– Это ведь нобелевка, не меньше… – Он растерянно посмотрел на мать, а та пожала плечами.
– С учетом темы… – начала она и тоже замялась, подбирая слова, – вряд ли это возможно.
– Да я ж так, ну, фигурально, просто обозначить уровень… Конечно, все нужно тщательнейшим образом проверить и перепроверить. Но и без того понятно, что решение необычное, и в то же время простое, изящное, и… и непонятно, как до этого никто не додумался раньше.
– Ни фига себе, фигурально! – вскинулся я. – А если премии не будет, то на фига мне вся эта ваша хиромантия!
– Какая еще хиромантия?
Отец снял очки и принялся протирать платочком стекла.
– Ну, физика.
Отец прекратил протирать стекла, посмотрел на меня строго.
– Пойми, Саша… Если человек способен решать задачи такого уровня, с его стороны будет просто преступным не обратить свои способности на пользу…
– Да чего там сложного, – рассеянно сказал я, думая, что правильно рассчитать параметры ведущего на волю подкопа, который мы с Викентьичем начали рыть недавно, куда сложнее, чем найти несоответствия в каких-то никчемных формулах. Надо ведь было рассчитать все таким образом, чтобы нас не завалило землей, плюс еще учесть множество существенных мелочей.
– Кстати, ты рассказывал кому-нибудь о своих неожиданно проявившихся способностях? – вдруг спросил отец.
– Ага, – сказал я, – как же. Ищи дурака. Чтобы эти, – я мотнул головой в сторону приютившего меня заведения, – вскрыли мне черепную коробку и капали туда физраствор?
– А физраствор-то зачем? – не понял отец.
– Сережа! – встряла мать. – Мальчик тоже фигурально, понимать же надо.
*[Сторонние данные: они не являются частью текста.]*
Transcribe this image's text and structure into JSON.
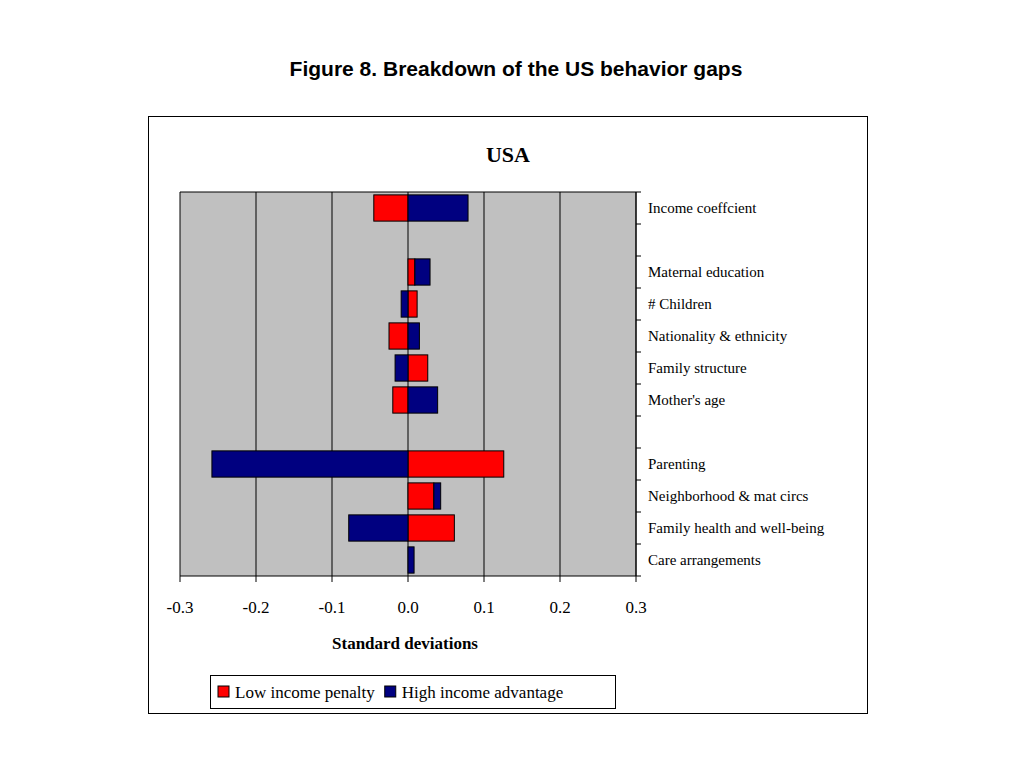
{
  "chart_data": {
    "type": "bar",
    "title": "Figure 8. Breakdown of the US behavior gaps",
    "subtitle": "USA",
    "x_label": "Standard deviations",
    "orientation": "horizontal",
    "stacked": true,
    "grid": true,
    "legend": "bottom",
    "categories": [
      "Income coeffcient",
      null,
      "Maternal education",
      "# Children",
      "Nationality & ethnicity",
      "Family structure",
      "Mother's age",
      null,
      "Parenting",
      "Neighborhood & mat circs",
      "Family health and well-being",
      "Care arrangements"
    ],
    "series": [
      {
        "name": "Low income penalty",
        "color": "#ff0000",
        "values": [
          -0.045,
          null,
          0.009,
          0.012,
          -0.025,
          0.026,
          -0.02,
          null,
          0.126,
          0.034,
          0.061,
          0
        ]
      },
      {
        "name": "High income advantage",
        "color": "#000080",
        "values": [
          0.079,
          null,
          0.02,
          -0.009,
          0.015,
          -0.017,
          0.039,
          null,
          -0.258,
          0.009,
          -0.078,
          0.008
        ]
      }
    ],
    "xlim": [
      -0.3,
      0.3
    ],
    "xticks": [
      -0.3,
      -0.2,
      -0.1,
      {
        "value": 0,
        "label": "0.0"
      },
      0.1,
      0.2,
      0.3
    ]
  }
}
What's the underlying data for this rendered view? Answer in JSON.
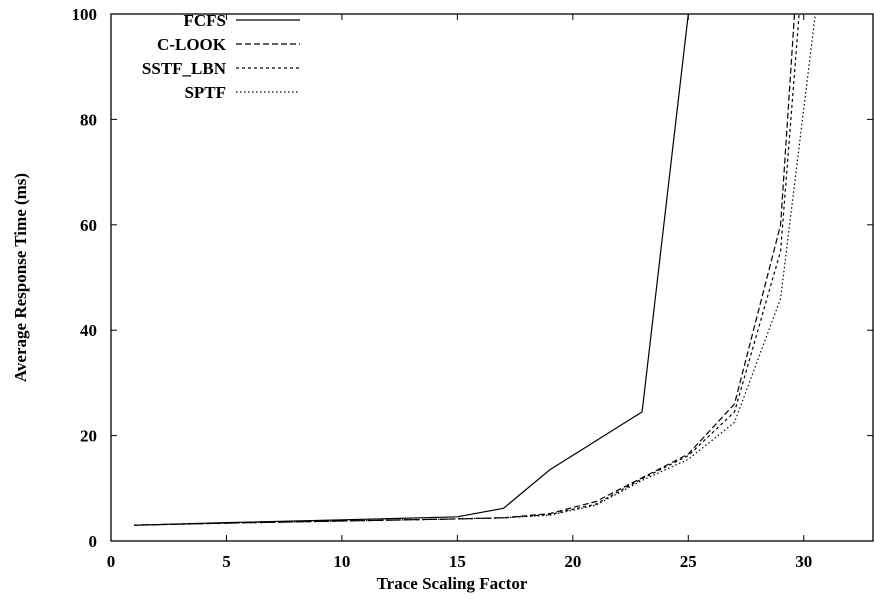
{
  "chart_data": {
    "type": "line",
    "title": "",
    "xlabel": "Trace Scaling Factor",
    "ylabel": "Average Response Time (ms)",
    "xlim": [
      0,
      33
    ],
    "ylim": [
      0,
      100
    ],
    "xticks": [
      0,
      5,
      10,
      15,
      20,
      25,
      30
    ],
    "yticks": [
      0,
      20,
      40,
      60,
      80,
      100
    ],
    "grid": false,
    "legend_position": "top-left",
    "series": [
      {
        "name": "FCFS",
        "style": "solid",
        "x": [
          1,
          5,
          10,
          15,
          17,
          19,
          21,
          23,
          25
        ],
        "y": [
          3,
          3.5,
          4,
          4.6,
          6.2,
          13.5,
          19,
          24.5,
          100
        ]
      },
      {
        "name": "C-LOOK",
        "style": "dashed",
        "x": [
          1,
          5,
          10,
          15,
          17,
          19,
          21,
          23,
          25,
          27,
          29,
          29.6
        ],
        "y": [
          3,
          3.4,
          3.8,
          4.2,
          4.4,
          5.2,
          7.5,
          12,
          16.5,
          26,
          60,
          100
        ]
      },
      {
        "name": "SSTF_LBN",
        "style": "short-dashed",
        "x": [
          1,
          5,
          10,
          15,
          17,
          19,
          21,
          23,
          25,
          27,
          29,
          29.8
        ],
        "y": [
          3,
          3.4,
          3.8,
          4.2,
          4.4,
          5.0,
          7.0,
          11.8,
          16.2,
          24.5,
          55,
          100
        ]
      },
      {
        "name": "SPTF",
        "style": "dotted",
        "x": [
          1,
          5,
          10,
          15,
          17,
          19,
          21,
          23,
          25,
          27,
          29,
          30.5
        ],
        "y": [
          3,
          3.4,
          3.8,
          4.2,
          4.4,
          4.9,
          6.8,
          11.5,
          15.5,
          22.5,
          46,
          100
        ]
      }
    ]
  }
}
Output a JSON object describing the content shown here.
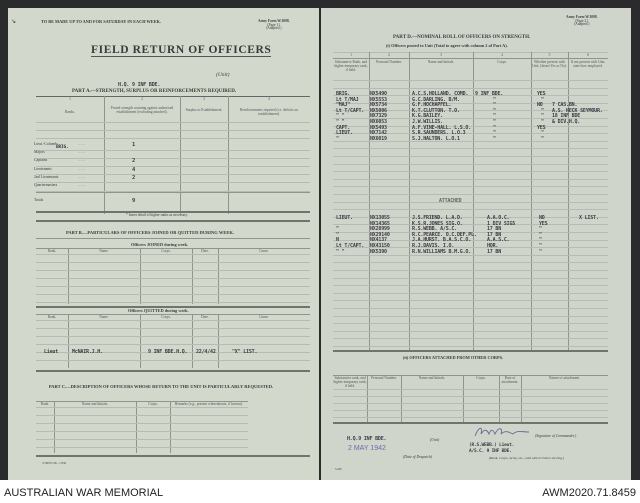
{
  "left": {
    "top_note": "TO BE MADE UP TO AND FOR SATURDAY IN EACH WEEK.",
    "form_ref": [
      "Army Form W.3008.",
      "(Page 1.)",
      "(Adapted.)"
    ],
    "title": "FIELD RETURN OF OFFICERS",
    "unit_label": "(Unit)",
    "unit_value": "H.Q. 9 INF BDE.",
    "part_a": {
      "heading": "PART A.—STRENGTH, SURPLUS OR REINFORCEMENTS REQUIRED.",
      "col_numbers": [
        "1",
        "2",
        "3",
        "4"
      ],
      "col_headers": [
        "Ranks.",
        "Posted strength counting against authorised establishment (excluding attached).",
        "Surplus to Establishment.",
        "Reinforcements required (i.e. deficits on establishment)."
      ],
      "rows": [
        {
          "rank": "Lieut.-Colonels",
          "typed": "BRIG.",
          "posted": "1"
        },
        {
          "rank": "Majors",
          "posted": ""
        },
        {
          "rank": "Captains",
          "posted": "2"
        },
        {
          "rank": "Lieutenants",
          "posted": "4"
        },
        {
          "rank": "2nd Lieutenants",
          "posted": "2"
        },
        {
          "rank": "Quartermasters",
          "posted": ""
        }
      ],
      "totals_label": "Totals",
      "totals_value": "9",
      "footnote": "* Insert detail of higher ranks as necessary."
    },
    "part_b": {
      "heading": "PART B.—PARTICULARS OF OFFICERS JOINED OR QUITTED DURING WEEK.",
      "joined_heading": "Officers JOINED during week.",
      "quitted_heading": "Officers QUITTED during week.",
      "columns": [
        "Rank.",
        "Name.",
        "Corps.",
        "Date.",
        "Cause."
      ],
      "quitted_rows": [
        {
          "rank": "Lieut",
          "name": "McNAIR.J.H.",
          "corps": "9 INF BDE.H.Q.",
          "date": "22/4/42",
          "cause": "\"X\" LIST."
        }
      ]
    },
    "part_c": {
      "heading": "PART C.—DESCRIPTION OF OFFICERS WHOSE RETURN TO THE UNIT IS PARTICULARLY REQUESTED.",
      "columns": [
        "Rank.",
        "Name and Initials.",
        "Corps.",
        "Remarks (e.g., present whereabouts, if known)."
      ]
    },
    "print_code": "3/1005/5.39—7,650"
  },
  "right": {
    "form_ref": [
      "Army Form W.3008.",
      "(Page 2.)",
      "(Adapted.)"
    ],
    "part_d_heading": "PART D.—NOMINAL ROLL OF OFFICERS ON STRENGTH.",
    "sub_i": "(i) Officers posted to Unit (Total to agree with column 2 of Part A).",
    "col_numbers": [
      "1",
      "2",
      "3",
      "4",
      "5",
      "6"
    ],
    "columns": [
      "Substantive Rank, and higher temporary rank, if held.",
      "Personal Number.",
      "Name and Initials.",
      "Corps.",
      "Whether present with Unit. (Insert Yes or No).",
      "If not present with Unit, state how employed."
    ],
    "rows": [
      {
        "rank": "BRIG.",
        "number": "NX5490",
        "name": "A.C.S.HOLLAND.  COMD.",
        "corps": "9 INF BDE.",
        "present": "YES",
        "employed": ""
      },
      {
        "rank": "Lt T/MAJ",
        "number": "NX5553",
        "name": "G.C.DARLING.     B/M.",
        "corps": "\"",
        "present": "\"",
        "employed": ""
      },
      {
        "rank": "\"MAJ\"",
        "number": "NX5734",
        "name": "G.F.HOCHAPFEL.",
        "corps": "\"",
        "present": "NO",
        "employed": "7 CAS.BN."
      },
      {
        "rank": "Lt T/CAPT.",
        "number": "NX5006",
        "name": "K.T.CLUTTON.    T.O.",
        "corps": "\"",
        "present": "\"",
        "employed": "A.S. NECK SEYMOUR."
      },
      {
        "rank": "\"    \"",
        "number": "NX7329",
        "name": "K.G.BAILEY.",
        "corps": "\"",
        "present": "\"",
        "employed": "18 INF BDE"
      },
      {
        "rank": "\"    \"",
        "number": "NX6053",
        "name": "J.W.WILLIS.",
        "corps": "\"",
        "present": "\"",
        "employed": "& DIV.H.Q."
      },
      {
        "rank": "CAPT.",
        "number": "NX5493",
        "name": "A.F.VINE-HALL. L.S.O.",
        "corps": "\"",
        "present": "YES",
        "employed": ""
      },
      {
        "rank": "LIEUT.",
        "number": "NX7142",
        "name": "S.R.SAUNDERS.   L.O.3",
        "corps": "\"",
        "present": "\"",
        "employed": ""
      },
      {
        "rank": "\"",
        "number": "NX6019",
        "name": "S.J.HALTON.     L.O.1",
        "corps": "\"",
        "present": "\"",
        "employed": ""
      }
    ],
    "attached_label": "ATTACHED",
    "attached_rows": [
      {
        "rank": "LIEUT.",
        "number": "NX13055",
        "name": "J.S.FRIEND.  L.A.D.",
        "corps": "A.A.O.C.",
        "present": "NO",
        "employed": "X LIST."
      },
      {
        "rank": "",
        "number": "NX14365",
        "name": "K.S.R.JONES    SIG.O.",
        "corps": "1 DIV SIGS",
        "present": "YES",
        "employed": ""
      },
      {
        "rank": "\"",
        "number": "NX28999",
        "name": "R.S.WEBB.    A/S.C.",
        "corps": "17 BN",
        "present": "\"",
        "employed": ""
      },
      {
        "rank": "\"",
        "number": "NX29140",
        "name": "R.C.PEARCE.  O.C.DEF.PL.",
        "corps": "17 BN",
        "present": "\"",
        "employed": ""
      },
      {
        "rank": "N",
        "number": "NX4137",
        "name": "J.A.HURST.  B.A.S.C.O.",
        "corps": "A.A.S.C.",
        "present": "\"",
        "employed": ""
      },
      {
        "rank": "Lt T/CAPT.",
        "number": "NX43150",
        "name": "R.J.DAVIS.   I.O.",
        "corps": "HQR.",
        "present": "\"",
        "employed": ""
      },
      {
        "rank": "\"   \"",
        "number": "NX5390",
        "name": "R.N.WILLIAMS B.M.G.O.",
        "corps": "17 BN",
        "present": "\"",
        "employed": ""
      }
    ],
    "sub_ii": "(ii) OFFICERS ATTACHED FROM OTHER CORPS.",
    "columns_ii": [
      "Substantive rank, and higher temporary rank, if held.",
      "Personal Number.",
      "Name and Initials.",
      "Corps.",
      "Date of attachment.",
      "Nature of attachment."
    ],
    "footer": {
      "unit_value": "H.Q.9 INF BDE.",
      "unit_label": "(Unit)",
      "date_stamp": "2 MAY 1942",
      "date_label": "(Date of Despatch)",
      "signature_label": "(Signature of Commander.)",
      "commander_typed": "(R.S.WEBB.)  Lieut.",
      "commander_role": "A/S.C. 9 INF BDE.",
      "rank_label": "(Rank, Corps, Army, etc., with which Unit is serving.)",
      "print_code": "5.265"
    }
  },
  "captions": {
    "left": "AUSTRALIAN WAR MEMORIAL",
    "right": "AWM2020.71.8459"
  },
  "colors": {
    "paper": "#d3d8cd",
    "background": "#2b2b2d",
    "stamp": "#6a6aa8"
  }
}
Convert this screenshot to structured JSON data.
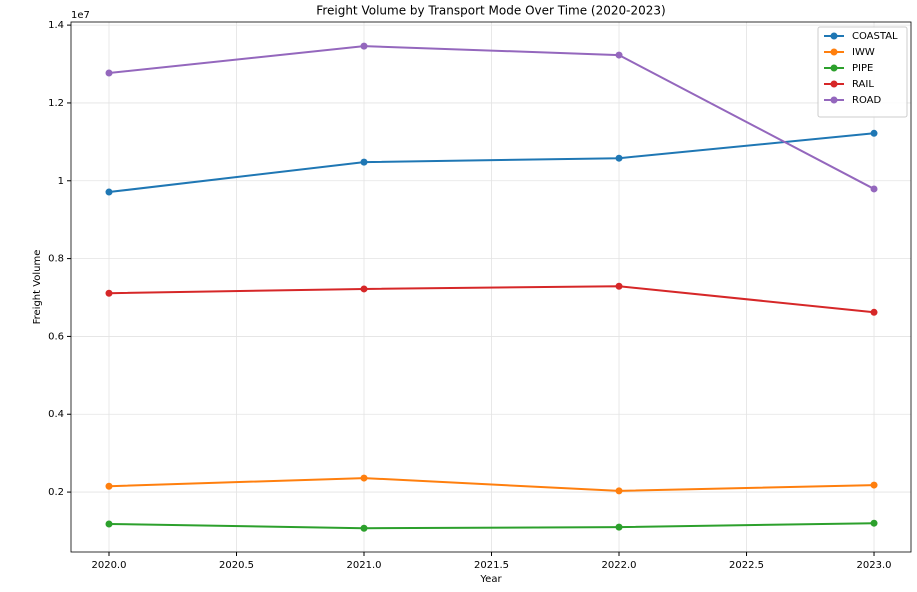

Он просто имеет в виду, что лишние проблемы ему ни к чему. Очень грамотная, между прочим, позиция. Сначала надо все хорошенько обдумать; а заявить о своих неожиданно открывшихся способностях никогда не поздно.
– Ну… в общем, да, – подумав, согласился отец.
– Ты сказал, что хочешь есть, – вспомнила мать, то ли озаботившись, то ли просто в надежде вернуть отца в действительность. – Тебе не хватает еды?
– Ничего себе, не хватает… – пробормотал отец, не в силах оторваться от своих формул, – в такого коня за время нашего отсутствия превратился… Я когда его увидел, просто глазам не поверил.
– Это я еще похудел, – похвастался я. – Кило десять скинул, не меньше.
– Господи, до чего по-дурацки все вышло… – тихо сказала мать, – лучше бы мы не уезжали. Но ведь это была обычная служебная командировка. Кто же мог подумать, что пока мы работаем, ты тут…
– Ма, ну о чем ты, – бодро сказал я, вертя головой по сторонам. Что-то я нигде не видел Викентьича и это меня слегка беспокоило. – Вот же я, живой и здоровый, чего и другим желаю.
Мать посмотрела на часы, вздохнула.
– Саш, извини, но нам с отцом…
– Конечно-конечно! – радостно сказал я. Потом спохватился и украсил физиономию грустной гримасой. – То есть, жаль, конечно.
– Мы и так едва смогли пробить посещение, – с трудом оторвавшись от формул, пояснил отец. – Пришлось задействовать все наши связи.
И только после этих его слов я вдруг осознал, что действительно, никого из наших еще не посещали родственники или друзья. Впрочем, мы здесь и болтались-то совсем ничего – всего вторую неделю.
– Спасибо, – тем не менее поблагодарил я искренне, а потом мы все одновременно поднялись.
Мать, кажется, колебалась, желая обнять меня на прощанье, и точно зная, что мне это не понравится.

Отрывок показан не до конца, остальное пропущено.